José Ancer is first of all a startup lawyer, with a client portfolio of startups of various stages based around Texas and other similar ecosystems outside of Silicon Valley. He’s also the CTO of Egan Nelson LLP, a boutique firm, where he actively is also building automation software to help the firm compete against larger firms. He also writes on his blog “Silicon Hills Lawyer” publicly and pointedly about his profession — and often takes shots at certain practices common among startup law firms, including Silicon Valley firms. You can get a sense of what’s in the full interview via these excerpts.
On not being “owned” by VCs and repeat players
“José has a depth of expertise in startup/company formation/funding issues and is very founder-friendly. He was able to guide us through our seed stage while staying efficient and keeping the billing reasonable.” Mary Haskett, Austin, Texas, CEO, Blink Identity
“I believe, and our clients would confirm, that independence from the VC/repeat player community, combined with deep knowledge of startup financing and high-stakes corporate governance (board issues), allows us to say things, do things, and even write things (on my blog) that the startup community absolutely needs to see and hear, but that “captive” lawyers have been unwilling to offer because of the very real risk of retaliation from influential money players who refer them business. I’ve become a bit of a bête noire of lawyers who’ve built their practices by flouting conflicts of interest and working as company counsel despite being “owned” by VCs across the table.”
On early-stage and being “right-sized”
“I wrote a blog post called ‘The Problem With Chasing Whales.’ It talks about this problem of entrepreneurs hiring law firms that are overkill for what they’re building. We’ve had a lot of clients switch to us from the marquee law firm names, and while the largest complaint is cost — our rates are hundreds of dollars an hour lower because we keep our overhead very lean, while still having top-tier lawyers and lean infrastructure for scalability — another common complaint is responsiveness. You’ve got a million dollar convertible note deal that you need to get done, and to you and your employees, that deal is the world, but the BigLaw lawyer you’re working with has IPOs and unicorn deals pushing your deal to the back of the line. It’s a real problem. Our target profile client exits under $300M in a private deal; which is a type of startup that we think has been very underserved by the traditional hyper-growth oriented law firms in the market.”
On legal technology and automation
“I spend a lot of time talking to legal tech entrepreneurs, because efficiency via legal tech has always been a core value proposition of our firm. As I’ve reviewed and contemplated various tools, one thing I’ve always come back to is this unavoidable tension between flexibility and automation.
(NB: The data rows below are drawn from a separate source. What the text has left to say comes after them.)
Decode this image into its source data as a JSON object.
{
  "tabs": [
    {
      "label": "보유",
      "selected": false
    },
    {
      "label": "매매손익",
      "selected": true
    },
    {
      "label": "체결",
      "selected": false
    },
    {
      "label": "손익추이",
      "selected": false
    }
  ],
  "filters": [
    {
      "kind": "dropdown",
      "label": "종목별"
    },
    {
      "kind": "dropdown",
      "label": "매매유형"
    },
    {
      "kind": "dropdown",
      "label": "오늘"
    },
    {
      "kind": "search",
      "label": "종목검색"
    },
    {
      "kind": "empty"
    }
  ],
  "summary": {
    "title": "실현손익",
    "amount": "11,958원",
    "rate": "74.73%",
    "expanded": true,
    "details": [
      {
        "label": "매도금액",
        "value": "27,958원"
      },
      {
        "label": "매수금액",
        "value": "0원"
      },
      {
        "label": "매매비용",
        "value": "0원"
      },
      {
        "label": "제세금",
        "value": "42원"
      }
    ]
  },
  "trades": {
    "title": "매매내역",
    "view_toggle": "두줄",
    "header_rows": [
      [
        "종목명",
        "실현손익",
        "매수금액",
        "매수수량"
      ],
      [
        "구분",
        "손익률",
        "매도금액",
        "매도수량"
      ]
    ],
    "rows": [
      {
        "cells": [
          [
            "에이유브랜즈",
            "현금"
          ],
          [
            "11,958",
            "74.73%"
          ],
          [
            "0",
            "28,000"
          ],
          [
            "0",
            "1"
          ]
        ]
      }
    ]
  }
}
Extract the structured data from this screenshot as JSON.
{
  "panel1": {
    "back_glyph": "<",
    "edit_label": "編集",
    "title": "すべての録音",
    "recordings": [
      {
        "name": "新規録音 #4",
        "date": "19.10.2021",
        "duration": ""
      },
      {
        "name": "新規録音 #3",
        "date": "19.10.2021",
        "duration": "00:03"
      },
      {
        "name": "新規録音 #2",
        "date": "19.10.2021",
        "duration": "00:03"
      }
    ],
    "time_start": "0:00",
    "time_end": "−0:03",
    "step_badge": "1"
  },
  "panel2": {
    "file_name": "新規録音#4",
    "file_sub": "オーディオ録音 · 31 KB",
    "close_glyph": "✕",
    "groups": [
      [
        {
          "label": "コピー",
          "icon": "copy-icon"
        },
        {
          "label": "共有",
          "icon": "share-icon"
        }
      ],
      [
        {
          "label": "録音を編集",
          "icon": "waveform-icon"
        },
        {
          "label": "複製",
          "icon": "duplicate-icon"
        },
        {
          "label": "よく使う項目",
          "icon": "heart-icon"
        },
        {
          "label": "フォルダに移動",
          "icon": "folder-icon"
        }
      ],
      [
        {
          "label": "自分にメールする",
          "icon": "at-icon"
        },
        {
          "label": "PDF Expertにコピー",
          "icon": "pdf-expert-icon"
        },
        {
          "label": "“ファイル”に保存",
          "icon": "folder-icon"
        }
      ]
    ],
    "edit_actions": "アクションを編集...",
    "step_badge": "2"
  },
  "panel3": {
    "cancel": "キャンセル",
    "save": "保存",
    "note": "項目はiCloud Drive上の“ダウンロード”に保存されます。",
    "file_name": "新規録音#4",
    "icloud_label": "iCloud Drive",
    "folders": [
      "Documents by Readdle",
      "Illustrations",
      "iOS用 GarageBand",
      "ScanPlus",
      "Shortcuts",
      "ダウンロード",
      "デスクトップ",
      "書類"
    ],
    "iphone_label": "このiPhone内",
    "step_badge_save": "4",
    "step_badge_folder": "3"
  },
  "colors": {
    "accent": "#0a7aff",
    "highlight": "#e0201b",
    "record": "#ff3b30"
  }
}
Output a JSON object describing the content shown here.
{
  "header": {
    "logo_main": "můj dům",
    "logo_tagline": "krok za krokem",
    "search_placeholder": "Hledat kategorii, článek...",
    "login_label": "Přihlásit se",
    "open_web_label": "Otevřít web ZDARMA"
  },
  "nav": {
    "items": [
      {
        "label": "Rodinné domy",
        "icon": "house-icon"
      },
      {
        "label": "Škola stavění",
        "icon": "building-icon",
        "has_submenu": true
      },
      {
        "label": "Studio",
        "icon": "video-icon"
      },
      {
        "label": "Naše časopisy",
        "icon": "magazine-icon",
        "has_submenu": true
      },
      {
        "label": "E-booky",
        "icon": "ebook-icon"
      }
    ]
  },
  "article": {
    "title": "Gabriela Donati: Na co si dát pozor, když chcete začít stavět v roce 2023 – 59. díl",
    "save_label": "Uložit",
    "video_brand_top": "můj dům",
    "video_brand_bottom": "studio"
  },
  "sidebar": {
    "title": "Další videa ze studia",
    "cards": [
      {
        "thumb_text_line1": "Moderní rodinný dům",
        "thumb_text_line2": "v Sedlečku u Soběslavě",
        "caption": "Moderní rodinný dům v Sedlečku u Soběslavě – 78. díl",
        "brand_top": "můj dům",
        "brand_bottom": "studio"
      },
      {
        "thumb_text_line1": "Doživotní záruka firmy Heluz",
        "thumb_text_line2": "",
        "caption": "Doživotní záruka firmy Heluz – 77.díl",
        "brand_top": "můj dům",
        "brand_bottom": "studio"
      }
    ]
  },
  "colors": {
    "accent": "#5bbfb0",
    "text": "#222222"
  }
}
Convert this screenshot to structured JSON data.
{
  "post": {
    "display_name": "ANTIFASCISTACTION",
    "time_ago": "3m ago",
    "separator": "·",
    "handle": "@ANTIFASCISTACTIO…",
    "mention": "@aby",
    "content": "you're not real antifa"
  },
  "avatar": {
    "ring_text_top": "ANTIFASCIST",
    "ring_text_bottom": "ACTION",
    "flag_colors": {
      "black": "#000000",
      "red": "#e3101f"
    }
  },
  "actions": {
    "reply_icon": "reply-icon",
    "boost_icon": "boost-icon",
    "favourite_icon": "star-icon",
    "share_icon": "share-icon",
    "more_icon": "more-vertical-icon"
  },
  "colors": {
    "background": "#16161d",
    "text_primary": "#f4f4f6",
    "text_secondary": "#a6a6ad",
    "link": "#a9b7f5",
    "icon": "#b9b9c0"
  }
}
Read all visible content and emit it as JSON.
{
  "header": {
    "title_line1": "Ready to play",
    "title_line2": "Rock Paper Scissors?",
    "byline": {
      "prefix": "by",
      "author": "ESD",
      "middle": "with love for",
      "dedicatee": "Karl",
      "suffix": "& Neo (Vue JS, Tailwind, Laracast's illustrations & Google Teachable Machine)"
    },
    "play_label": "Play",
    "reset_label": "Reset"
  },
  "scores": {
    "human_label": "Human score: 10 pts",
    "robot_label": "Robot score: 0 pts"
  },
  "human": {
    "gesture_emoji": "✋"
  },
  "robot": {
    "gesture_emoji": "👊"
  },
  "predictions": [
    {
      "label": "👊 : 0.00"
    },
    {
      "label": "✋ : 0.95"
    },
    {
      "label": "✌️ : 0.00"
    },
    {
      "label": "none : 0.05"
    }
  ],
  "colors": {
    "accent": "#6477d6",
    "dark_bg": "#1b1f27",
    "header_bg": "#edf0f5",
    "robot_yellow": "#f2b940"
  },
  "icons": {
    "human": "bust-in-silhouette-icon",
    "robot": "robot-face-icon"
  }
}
Software, even cutting edge machine learning, can only handle a minimal level of variation before it breaks down and becomes more hassle (and cost) than it’s worth… Some firms have opted to lean very heavily on the fast automation and standardization side, and accept the rigidity that it inevitably introduces into their workflows… We’ve consciously gone a different direction… Our clients tend to think that constraining the advice startups get by boxing it into inflexible software (and pricing) is not only a penny-wise, pound-foolish confusion of priorities; it’s also exactly the kind of approach that benefits investors at the expense of one-shot common stockholders.”
Below, you’ll find the rest of the founder reviews, the full interview, and more details like their pricing and fee structures.
This article is part of our ongoing series covering the early-stage startup lawyers who founders love to work with, based on this survey we have open and our own research. If you’re a founder trying to navigate the early-stage legal landmines, be sure to check out our ongoing series lawyer interviews, plus in-depth articles like this checklist of what you need to get done on the corporate side in your first years as a company.
Eric Eldon: You’re pretty outspoken about the state of startup law these days. Break it down for me: what is Egan Nelson doing differently from the other law firms out there?
José Ancer: If you look at the startup legal market, everyone knows the marquee, high priced firms. They represent Facebook, Uber, Palantir, Apple, etc. But when you pay those firms $700 an hour, as an example, 25% ballpark is going to compensation for the lawyers doing the main work. 75% is paying for other stuff. So then the question obviously becomes, how much of that other stuff is really necessary?
Our view is that there’s this segment of the startup market, and I call them non-unicorns, that is far more serious and scaled than what a tiny firm or solo lawyer can handle, but for whom BigLaw is completely overkill. We see these companies a lot more in places like Austin, Denver, Seattle, New York, etc., and it’s why our focus is on those markets.
If you look at our lawyers’ credentials, you’ll see a whole lot of Stanford, Yale, Harvard, etc., as well as marquee firm alumni. What you won’t find at our firm is ludicrously expensive office space, cute events that have nothing to do with legal counsel, or armies of staff that don’t deliver real value to the end-service for clients.
Our legal talent is paid very well, but our overhead infrastructure is designed for companies that sell as a private company for under $300 million, or perhaps operate indefinitely as profitable companies. These are “startups” that might be derisively labeled as “doubles” or “singles” in parts of Silicon Valley, but we think have been substantially underserved by the market.